Alpine Acquisition Corporation Receives Notice of Noncompliance from Nasdaq
FOUNTAIN HILLS, ARIZONA, April 10, 2023 (GLOBE NEWSWIRE) -- Alpine Acquisition Corporation (the "Company") announced today that on April 6, 2023, it received a notice (the "Notice") from the Listing Qualifications department of the Nasdaq Stock Market LLC ("Nasdaq") stating that because the Company has not yet filed its Annual Report on Form 10-K for the period ended December 31, 2022 (the "Filing"), the Company no longer complies with Nasdaq's rules for continued listing (the "Rules"). Under the Rules, the Company has 60 calendar days from the date of the Notice to submit a plan to regain compliance. If Nasdaq accepts the plan, it may grant an exception of up to 180 calendar days from the Filing's due date, or until September 27, 2023, for the Company to regain compliance.

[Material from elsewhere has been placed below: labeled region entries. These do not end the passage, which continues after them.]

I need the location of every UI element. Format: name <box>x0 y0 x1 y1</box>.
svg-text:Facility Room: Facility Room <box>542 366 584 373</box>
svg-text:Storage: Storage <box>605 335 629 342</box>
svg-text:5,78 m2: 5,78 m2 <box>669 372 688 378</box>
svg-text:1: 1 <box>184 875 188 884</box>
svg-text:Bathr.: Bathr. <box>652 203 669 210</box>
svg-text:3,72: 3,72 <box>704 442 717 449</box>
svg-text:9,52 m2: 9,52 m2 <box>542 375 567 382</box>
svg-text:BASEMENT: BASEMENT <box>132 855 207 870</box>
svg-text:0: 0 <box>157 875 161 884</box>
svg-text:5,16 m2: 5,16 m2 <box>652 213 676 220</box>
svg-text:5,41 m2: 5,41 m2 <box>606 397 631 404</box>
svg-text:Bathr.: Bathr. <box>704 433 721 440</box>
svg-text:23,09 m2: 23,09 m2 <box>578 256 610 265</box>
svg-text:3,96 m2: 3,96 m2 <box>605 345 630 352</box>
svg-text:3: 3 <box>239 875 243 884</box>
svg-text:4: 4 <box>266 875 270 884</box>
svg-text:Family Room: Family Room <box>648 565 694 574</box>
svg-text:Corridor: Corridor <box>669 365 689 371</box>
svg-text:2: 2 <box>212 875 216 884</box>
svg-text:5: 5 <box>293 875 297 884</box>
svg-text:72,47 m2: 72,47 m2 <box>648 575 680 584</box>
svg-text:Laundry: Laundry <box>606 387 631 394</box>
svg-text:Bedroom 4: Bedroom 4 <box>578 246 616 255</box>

Forward-Looking Statements
This press release includes forward-looking statements that involve risks and uncertainties. Forward-looking statements are statements that are not historical facts. Such forward-looking statements are subject to risks and uncertainties, which could cause actual results to differ from the forward-looking statements. These forward-looking statements and factors that may cause such differences include, without limitation, the risks and uncertainties indicated from time to time in the Company's filings with the SEC. Readers are cautioned not to place undue reliance upon any forward-looking statements, which speak only as of the date made. The Company expressly disclaims any obligations or undertaking to release publicly any updates or revisions to any forward-looking statements contained herein to reflect any change in the Company's expectations with respect thereto or any change in events, conditions or circumstances on which any statement is based.
No Offer or Solicitation
This press release shall not constitute a solicitation of a proxy, consent or authorization with respect to any securities. This communication shall also not constitute an offer to sell or the solicitation of an offer to buy any securities, nor shall there be any sale of securities in any states or jurisdictions in which such offer, solicitation or sale would be unlawful prior to registration or qualification under the securities laws of any such jurisdiction. No offering of securities shall be made except by means of a prospectus meeting the requirements of Section 10 of the Securities Act or an exemption therefrom.